I have become dear friends with my neighbor just down the street from me. Our friendship blossomed over summer. We were at the track running one night and she told me that she would likely be homeschooling her children this next year. I did my fake "oh, that's cool" supportive remark because I know all about home school and the damage it does to kids...NOT. Our discussion continued and I made mention of how home schooled kids have social issues. Little did I know she was awaiting the ever so common concern and said "I was home schooled". I would have never guessed. But she's so "normal". She has no signs of social weirdness, she has a lot of friends and talks to any stranger on the street. Is it possible to home school and not be weird? Right there! Interest piqued! But it didn't click yet to actually start because I discovered this before school started and I didn't yet know the misery that lay before me.
So school and the misery started. I felt like I had no choice still as many other charter schools functioned the same way. Legacy was my only choice. Then things started sprouting on the internet about public and home schooling. I discovered I had many friends that HS'd and my best friend was seriously considering it. Once I started heading down that road, I didn't look back. Every time I spoke about it with someone, a fire lit inside me. It seemed like that was my new only choice. I talked with my parents about it. They gave me full 100% support. It brought me back to when I was a teenager and my dad told me "someday you WILL home school your kids". My friends supported me. Strangers support it. I can't tell you how the support has made all the difference. I hear of how horribly opinionated people have been to my HS cohorts and I am so grateful I have not had to endure that yet. I couldn't wait to start this new journey with my kids!

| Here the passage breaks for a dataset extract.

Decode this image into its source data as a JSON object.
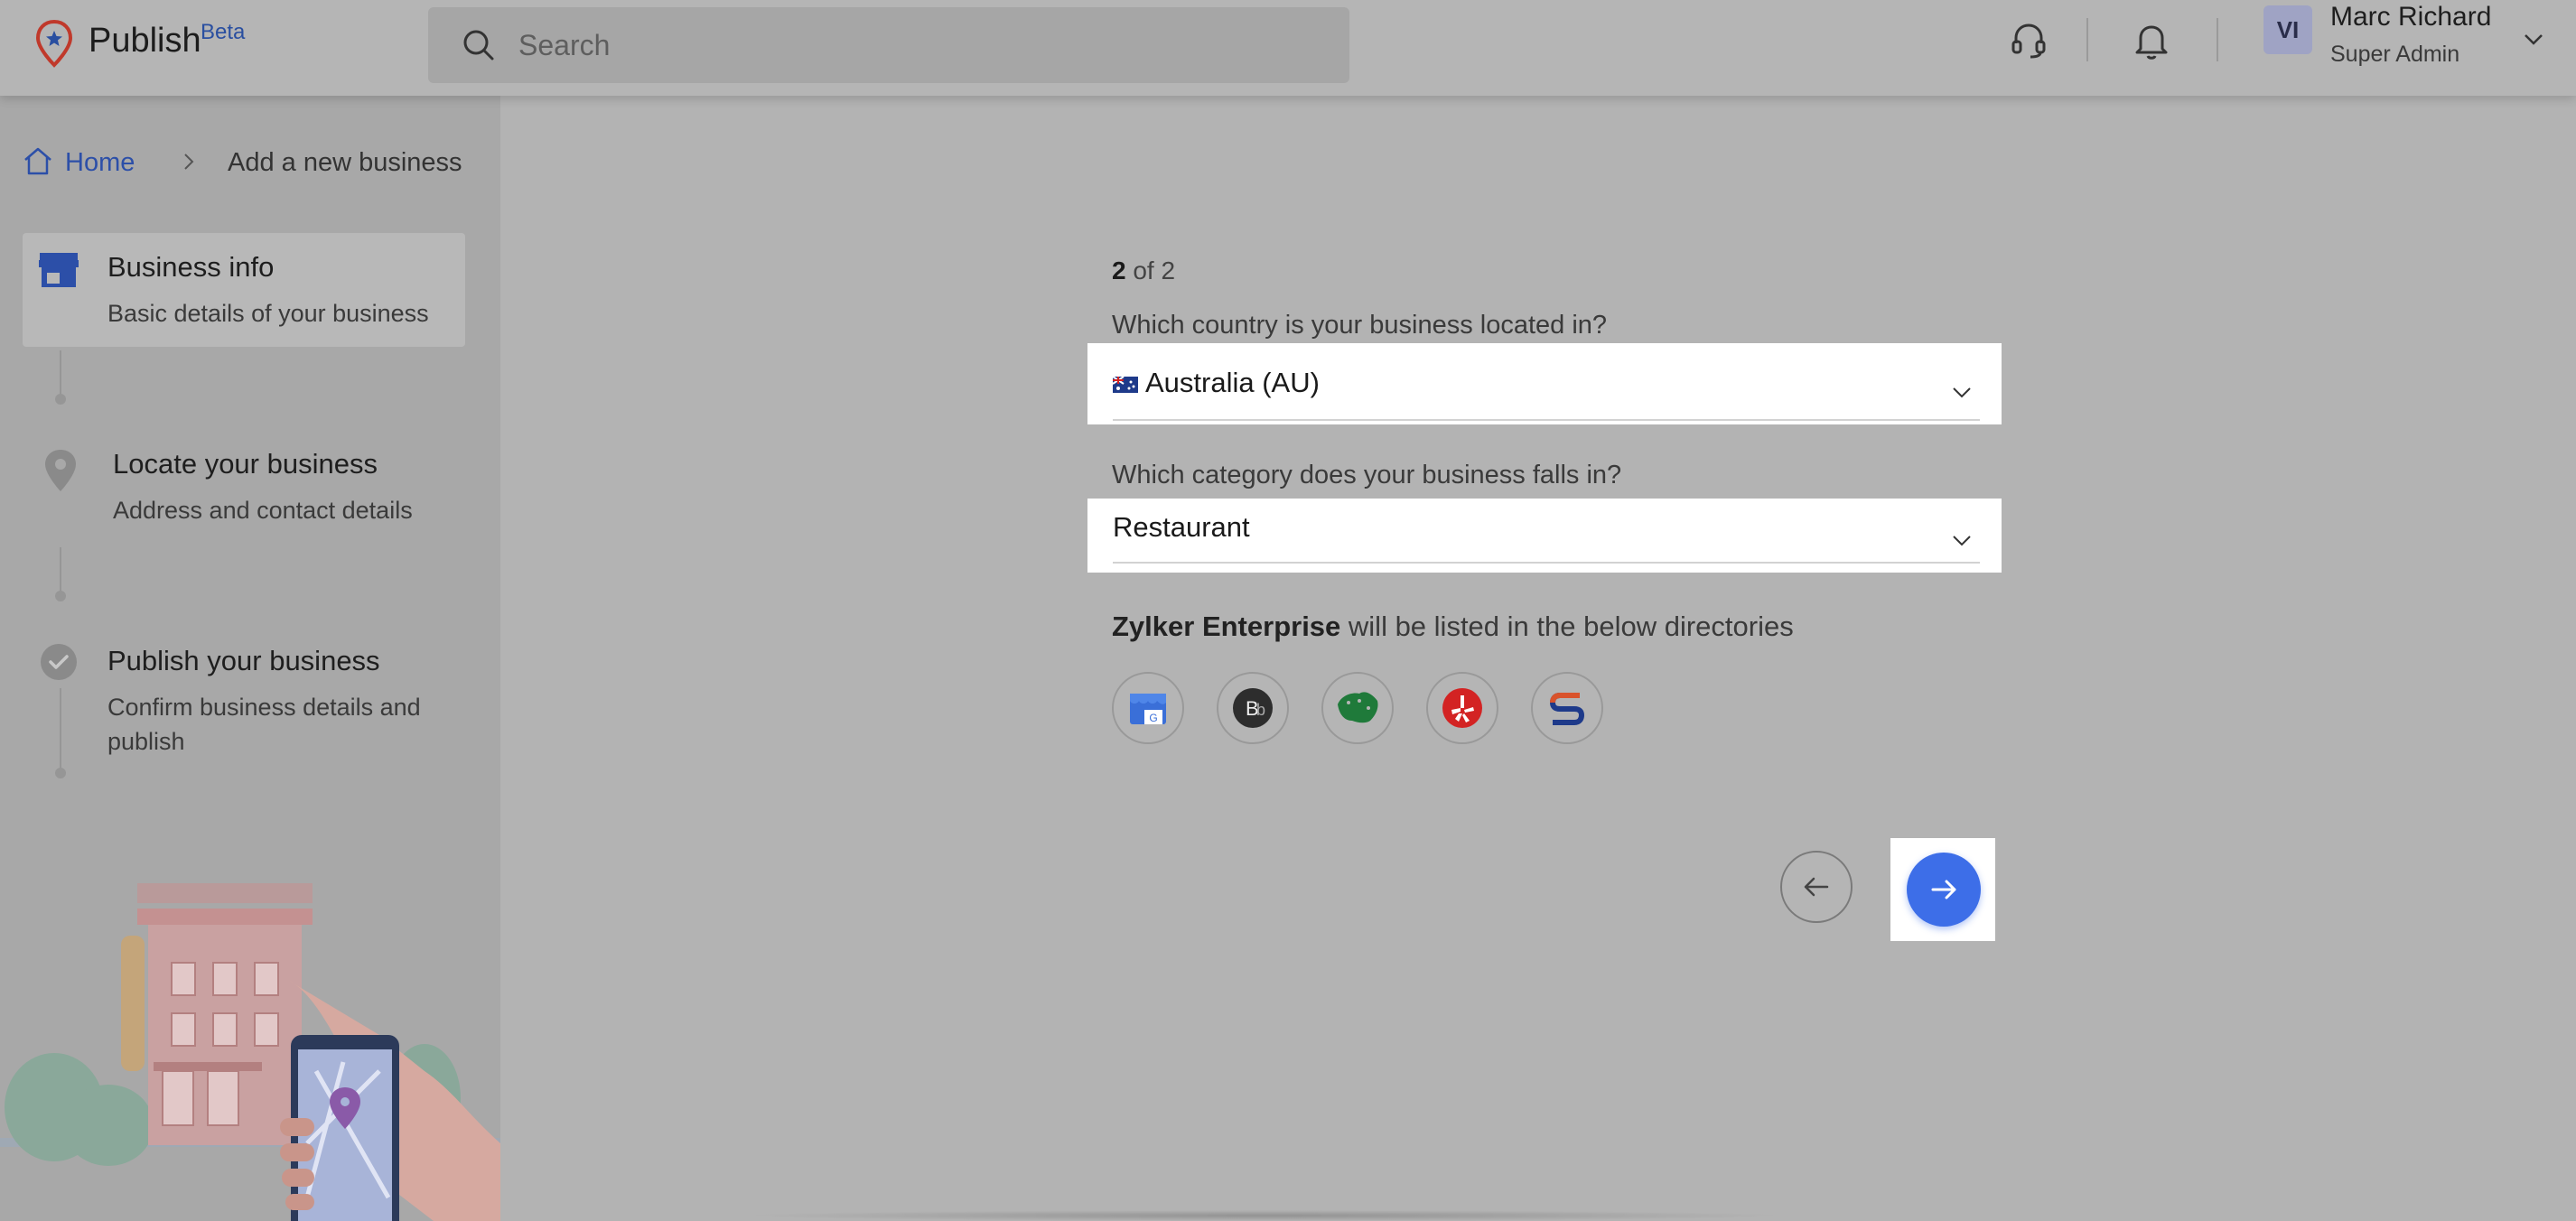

So we have been at it for almost two months now. Jaxon was slightly sad to leave Legacy and wasn't thrilled about this idea but now he wouldn't go back. There are still stressful moments and I am still trying to figure this whole thing out. It is hard to get out of the "schooling" mode. I'm learning to go at my kids' pace and turn school into fun. Learning is supposed to be fun! And you learn more when it is. There were so many assignments that came home and I would think "what the hell does this matter?!". Now I have time to teach them things that matter. I have time to teach spiritually which I didn't before. We read scripture, learn deeply about things going on in our lives, do math, reading and writing at their level, we go to the library and read dozens of books at a time, and most importantly, we PLAY! We play everyday! We go on frequent field trips. Spend time with friends. Enjoy the outdoors. Enjoy lots of family time. I can't tell you how extremely happy this has made me. Literally an answer to prayers. My marriage is better. My relationship with my kids grows daily. Their relationship between each other grows. I can't express enough how perfect this is for us. I still have doubts sometimes. I'm sure I always will. Some other factors I've looked in to that have confirmed our decision...
1. HS Kids do just as good, if not better than PS kids academically. 2. I won't have to worry about my kids learning sex-ed in kinder 3. we get to avoid common core (for now) 4. my kids will be great socially because Brian and I are social and we will make sure our kids are involved (sports, clubs, etc). I learned people can be awkward even if they go to PS. This is no longer a concern. 5. Maybe it's a good thing for my kids to be "weird". Look at all the kids in public school. Do I want my kids to be like all those kids? Some of them, maybe, but a lot of them, no. I was bullied in school. I think my confidence would have been greatly strengthened had I been home schooled. I also learned how to be a bully and make fun of others. I would rather my kids be weird, happy, confident and kind to others.
All in all, I am loving my life. I love having my kids with me. I love learning with them and hopefully molding them to be awesome. It's not always easy and fabulous but every moment that it is, fills my heart with pure joy. This is exactly what I was meant to do.